Sean Sweeney教授のラボでは、神経細胞の生存と代謝反応の制御因子である新規変異体を研究しています。神経系とシナプスがシナプトタグミンで同時にラベリングされ、シナプスの一般構造およびシナプス前小胞の分布が観察できます。超解像顕微鏡は、シナプスの構造と活性化領域の組成の違いを特定し、定量化するのに役立ちます。
生酵母菌の超解像イメージング
ほぼ等方性の分解能で低ダメージかつ高速イメージングを実現
生酵母菌細胞は、蛍光顕微鏡観察において最も困難な試料の一つです。非常に光に敏感で、一般的な細胞株よりも小さいという特徴があります。さらに、酵母細胞は懸濁液中で増殖するため、培養皿の中で自由に動くことができ、はっきりとした方向性を持たない球形をしています。こうした課題にすべて対応するには、あらゆる空間次元において、高分解能と組み合わせた極めて低ダメージな高速イメージングが必要となります。

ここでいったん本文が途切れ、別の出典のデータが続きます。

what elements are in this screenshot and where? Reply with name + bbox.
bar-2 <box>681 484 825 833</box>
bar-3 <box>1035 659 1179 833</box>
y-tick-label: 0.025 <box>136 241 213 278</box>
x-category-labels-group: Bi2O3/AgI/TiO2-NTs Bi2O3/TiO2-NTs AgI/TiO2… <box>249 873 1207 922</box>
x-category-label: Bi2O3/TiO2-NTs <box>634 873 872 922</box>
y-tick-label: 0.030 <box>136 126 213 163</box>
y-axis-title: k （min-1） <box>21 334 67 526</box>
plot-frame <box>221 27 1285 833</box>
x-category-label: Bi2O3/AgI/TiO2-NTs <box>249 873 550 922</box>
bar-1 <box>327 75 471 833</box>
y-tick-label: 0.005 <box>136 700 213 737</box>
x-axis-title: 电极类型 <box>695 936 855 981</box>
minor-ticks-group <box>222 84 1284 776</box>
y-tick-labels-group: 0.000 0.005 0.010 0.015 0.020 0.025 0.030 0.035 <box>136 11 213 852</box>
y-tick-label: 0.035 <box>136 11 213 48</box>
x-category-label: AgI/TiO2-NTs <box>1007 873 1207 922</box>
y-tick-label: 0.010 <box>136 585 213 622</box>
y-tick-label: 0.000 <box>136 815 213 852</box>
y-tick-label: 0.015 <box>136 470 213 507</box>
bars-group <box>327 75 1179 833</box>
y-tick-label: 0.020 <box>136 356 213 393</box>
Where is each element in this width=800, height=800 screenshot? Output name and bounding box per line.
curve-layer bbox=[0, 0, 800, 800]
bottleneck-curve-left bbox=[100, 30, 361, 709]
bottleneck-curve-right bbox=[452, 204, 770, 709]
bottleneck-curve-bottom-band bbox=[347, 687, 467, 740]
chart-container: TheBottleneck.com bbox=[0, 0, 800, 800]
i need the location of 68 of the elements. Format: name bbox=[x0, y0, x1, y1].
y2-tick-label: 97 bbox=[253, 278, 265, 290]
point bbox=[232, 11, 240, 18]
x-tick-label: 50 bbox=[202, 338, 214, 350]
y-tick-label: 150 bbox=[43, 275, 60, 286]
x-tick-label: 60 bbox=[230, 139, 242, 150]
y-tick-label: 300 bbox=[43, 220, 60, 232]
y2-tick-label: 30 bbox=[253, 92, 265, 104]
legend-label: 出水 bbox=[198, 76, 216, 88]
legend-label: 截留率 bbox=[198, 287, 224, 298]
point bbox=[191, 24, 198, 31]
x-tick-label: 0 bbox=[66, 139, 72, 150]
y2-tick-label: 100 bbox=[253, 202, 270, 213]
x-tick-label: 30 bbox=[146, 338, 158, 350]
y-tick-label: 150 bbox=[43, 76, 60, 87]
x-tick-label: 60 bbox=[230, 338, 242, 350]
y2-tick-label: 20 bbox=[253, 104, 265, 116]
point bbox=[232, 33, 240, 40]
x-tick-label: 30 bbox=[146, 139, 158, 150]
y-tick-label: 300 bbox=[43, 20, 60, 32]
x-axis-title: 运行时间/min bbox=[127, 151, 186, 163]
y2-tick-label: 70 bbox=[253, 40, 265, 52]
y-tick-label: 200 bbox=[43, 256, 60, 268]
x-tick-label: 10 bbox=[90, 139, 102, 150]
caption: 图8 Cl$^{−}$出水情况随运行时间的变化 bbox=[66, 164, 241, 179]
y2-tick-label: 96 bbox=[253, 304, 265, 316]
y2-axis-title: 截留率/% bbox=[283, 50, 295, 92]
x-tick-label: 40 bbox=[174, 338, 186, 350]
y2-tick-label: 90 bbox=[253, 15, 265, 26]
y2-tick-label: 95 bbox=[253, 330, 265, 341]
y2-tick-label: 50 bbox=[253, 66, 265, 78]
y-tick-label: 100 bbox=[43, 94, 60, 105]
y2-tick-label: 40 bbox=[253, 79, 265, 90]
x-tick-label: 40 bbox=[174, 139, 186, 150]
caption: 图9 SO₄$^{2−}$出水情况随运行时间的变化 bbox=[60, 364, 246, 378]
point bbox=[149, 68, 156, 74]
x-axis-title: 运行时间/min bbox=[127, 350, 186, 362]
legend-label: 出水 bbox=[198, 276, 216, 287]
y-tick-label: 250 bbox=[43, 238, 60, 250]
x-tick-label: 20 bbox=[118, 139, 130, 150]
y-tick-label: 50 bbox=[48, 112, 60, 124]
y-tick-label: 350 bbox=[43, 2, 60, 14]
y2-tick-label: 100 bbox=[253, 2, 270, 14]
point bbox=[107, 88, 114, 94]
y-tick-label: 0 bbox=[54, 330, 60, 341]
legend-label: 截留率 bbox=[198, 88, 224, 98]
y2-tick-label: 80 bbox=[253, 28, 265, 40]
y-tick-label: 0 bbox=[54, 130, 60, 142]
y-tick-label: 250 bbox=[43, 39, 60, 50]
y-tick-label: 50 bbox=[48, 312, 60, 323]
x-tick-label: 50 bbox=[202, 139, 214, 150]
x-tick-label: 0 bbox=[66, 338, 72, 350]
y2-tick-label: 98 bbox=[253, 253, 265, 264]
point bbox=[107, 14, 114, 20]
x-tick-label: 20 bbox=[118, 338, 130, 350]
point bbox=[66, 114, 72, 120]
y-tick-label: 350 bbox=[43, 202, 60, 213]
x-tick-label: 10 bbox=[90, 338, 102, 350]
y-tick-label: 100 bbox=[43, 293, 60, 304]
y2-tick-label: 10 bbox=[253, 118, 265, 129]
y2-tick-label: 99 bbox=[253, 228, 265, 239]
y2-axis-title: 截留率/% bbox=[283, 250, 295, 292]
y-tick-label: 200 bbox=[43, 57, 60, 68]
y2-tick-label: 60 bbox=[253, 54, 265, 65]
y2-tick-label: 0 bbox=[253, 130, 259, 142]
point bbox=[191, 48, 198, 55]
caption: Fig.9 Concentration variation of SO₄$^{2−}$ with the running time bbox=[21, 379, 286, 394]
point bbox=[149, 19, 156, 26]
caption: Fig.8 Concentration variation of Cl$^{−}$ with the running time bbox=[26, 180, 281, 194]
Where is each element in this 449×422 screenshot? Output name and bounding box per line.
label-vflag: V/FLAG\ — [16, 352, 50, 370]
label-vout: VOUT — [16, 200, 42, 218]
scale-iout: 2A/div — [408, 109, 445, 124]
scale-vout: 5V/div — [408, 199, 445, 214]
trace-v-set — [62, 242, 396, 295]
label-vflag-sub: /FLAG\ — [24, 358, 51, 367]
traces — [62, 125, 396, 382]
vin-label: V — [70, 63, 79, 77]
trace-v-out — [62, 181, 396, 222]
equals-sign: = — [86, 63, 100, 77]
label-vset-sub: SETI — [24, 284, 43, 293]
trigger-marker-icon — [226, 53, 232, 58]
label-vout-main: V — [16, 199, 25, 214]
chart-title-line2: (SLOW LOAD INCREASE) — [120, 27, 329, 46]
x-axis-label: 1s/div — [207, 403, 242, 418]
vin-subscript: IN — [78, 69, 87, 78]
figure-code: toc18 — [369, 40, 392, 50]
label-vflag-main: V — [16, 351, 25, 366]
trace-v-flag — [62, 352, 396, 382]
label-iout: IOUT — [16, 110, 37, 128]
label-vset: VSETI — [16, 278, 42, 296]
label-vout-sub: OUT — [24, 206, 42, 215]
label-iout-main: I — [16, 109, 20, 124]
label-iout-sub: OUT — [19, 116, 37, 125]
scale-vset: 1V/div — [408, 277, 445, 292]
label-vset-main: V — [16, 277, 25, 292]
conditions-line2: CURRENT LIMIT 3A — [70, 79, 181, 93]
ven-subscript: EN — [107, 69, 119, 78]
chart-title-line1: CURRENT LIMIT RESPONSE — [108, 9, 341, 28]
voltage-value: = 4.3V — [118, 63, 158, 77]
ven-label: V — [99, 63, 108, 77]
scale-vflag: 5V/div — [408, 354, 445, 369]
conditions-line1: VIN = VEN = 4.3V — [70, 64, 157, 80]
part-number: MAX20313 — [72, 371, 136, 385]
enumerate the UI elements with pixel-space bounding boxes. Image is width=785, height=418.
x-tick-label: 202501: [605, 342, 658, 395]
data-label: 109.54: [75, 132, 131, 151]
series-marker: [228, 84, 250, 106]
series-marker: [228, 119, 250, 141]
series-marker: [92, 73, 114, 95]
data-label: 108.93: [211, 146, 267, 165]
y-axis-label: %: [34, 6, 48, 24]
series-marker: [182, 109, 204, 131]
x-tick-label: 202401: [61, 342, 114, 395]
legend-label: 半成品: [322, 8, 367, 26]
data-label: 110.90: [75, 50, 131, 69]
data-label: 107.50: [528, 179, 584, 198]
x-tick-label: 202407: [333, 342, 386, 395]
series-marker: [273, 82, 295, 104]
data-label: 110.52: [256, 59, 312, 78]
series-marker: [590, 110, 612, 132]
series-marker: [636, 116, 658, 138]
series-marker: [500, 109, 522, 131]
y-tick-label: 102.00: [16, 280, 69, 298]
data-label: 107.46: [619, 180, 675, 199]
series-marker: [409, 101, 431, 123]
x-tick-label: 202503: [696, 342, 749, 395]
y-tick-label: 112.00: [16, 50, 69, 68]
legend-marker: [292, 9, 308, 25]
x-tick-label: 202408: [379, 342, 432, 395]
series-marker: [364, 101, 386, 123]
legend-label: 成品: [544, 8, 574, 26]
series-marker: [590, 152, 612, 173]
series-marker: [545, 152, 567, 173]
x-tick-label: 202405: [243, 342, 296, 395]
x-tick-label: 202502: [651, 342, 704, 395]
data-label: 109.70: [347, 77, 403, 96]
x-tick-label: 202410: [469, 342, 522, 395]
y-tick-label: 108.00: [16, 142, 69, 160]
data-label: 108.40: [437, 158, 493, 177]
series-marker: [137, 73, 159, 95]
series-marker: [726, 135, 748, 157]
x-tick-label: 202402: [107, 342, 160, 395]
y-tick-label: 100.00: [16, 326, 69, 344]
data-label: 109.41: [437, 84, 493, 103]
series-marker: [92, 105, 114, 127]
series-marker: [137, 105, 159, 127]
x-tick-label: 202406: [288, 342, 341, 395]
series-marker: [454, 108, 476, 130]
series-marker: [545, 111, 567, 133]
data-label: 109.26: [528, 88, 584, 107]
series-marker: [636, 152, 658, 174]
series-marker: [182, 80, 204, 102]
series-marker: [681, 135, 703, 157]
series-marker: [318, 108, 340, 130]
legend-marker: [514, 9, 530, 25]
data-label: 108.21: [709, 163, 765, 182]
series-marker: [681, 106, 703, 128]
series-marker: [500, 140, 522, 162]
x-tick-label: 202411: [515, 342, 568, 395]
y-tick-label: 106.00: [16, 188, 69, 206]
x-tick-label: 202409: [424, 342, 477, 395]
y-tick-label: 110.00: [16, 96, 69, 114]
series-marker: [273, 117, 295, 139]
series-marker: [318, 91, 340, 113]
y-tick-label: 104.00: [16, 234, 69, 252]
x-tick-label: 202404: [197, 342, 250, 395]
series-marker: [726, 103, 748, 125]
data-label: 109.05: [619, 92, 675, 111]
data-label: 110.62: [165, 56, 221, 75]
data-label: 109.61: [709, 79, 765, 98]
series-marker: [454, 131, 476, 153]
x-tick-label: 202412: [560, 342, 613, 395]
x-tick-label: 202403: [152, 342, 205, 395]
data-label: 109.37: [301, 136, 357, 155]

SIM² Apotomeは、生酵母菌細胞を超解像度でイメージングするのに最適なツールであることに加え、細胞を長時間観察するのに十分な高速かつ低ダメージイメージングを実現します。この例は、この独自の機能を明確に示しています。様々な細胞内コンパートメント(表面マーカー、エンドソーム、液胞、小胞体)がSuperfolder GFPでタグ付けされ、12時間イメージングされました。
大容量の画像
深部でも細部をイメージング
SIM Apotomeでは、フェーズ画像数を削減し、リープモードと組み合わせることにより、大容量のイメージングが極めて高速かつ高効率に行えます。最終的な再構築画像に対して、たった1枚のオリジナル画像のみを撮影することで、大容量でも高速処理が可能となります。関心領域を選択し、対物レンズを切り替えてLattice SIMを使用することにより、試料全体のコンテキスト内で最大140 nmの横方向の超解像画像が取得できるようになります。
Tang教授とそのチームによって開発された新しい透明化・包埋テクノロジー(Hsiao et al., Nature Communications 2023)とSIM Apotomeの利点および優れた画像再構築テクノロジーを組み合わせることで、3 mm x 4 mm、約200 µmの厚さのマウス腸切片全体を数分以内にイメージングすることができました。深部であっても、血管や神経のネットワークを非常に詳細に視覚化できます。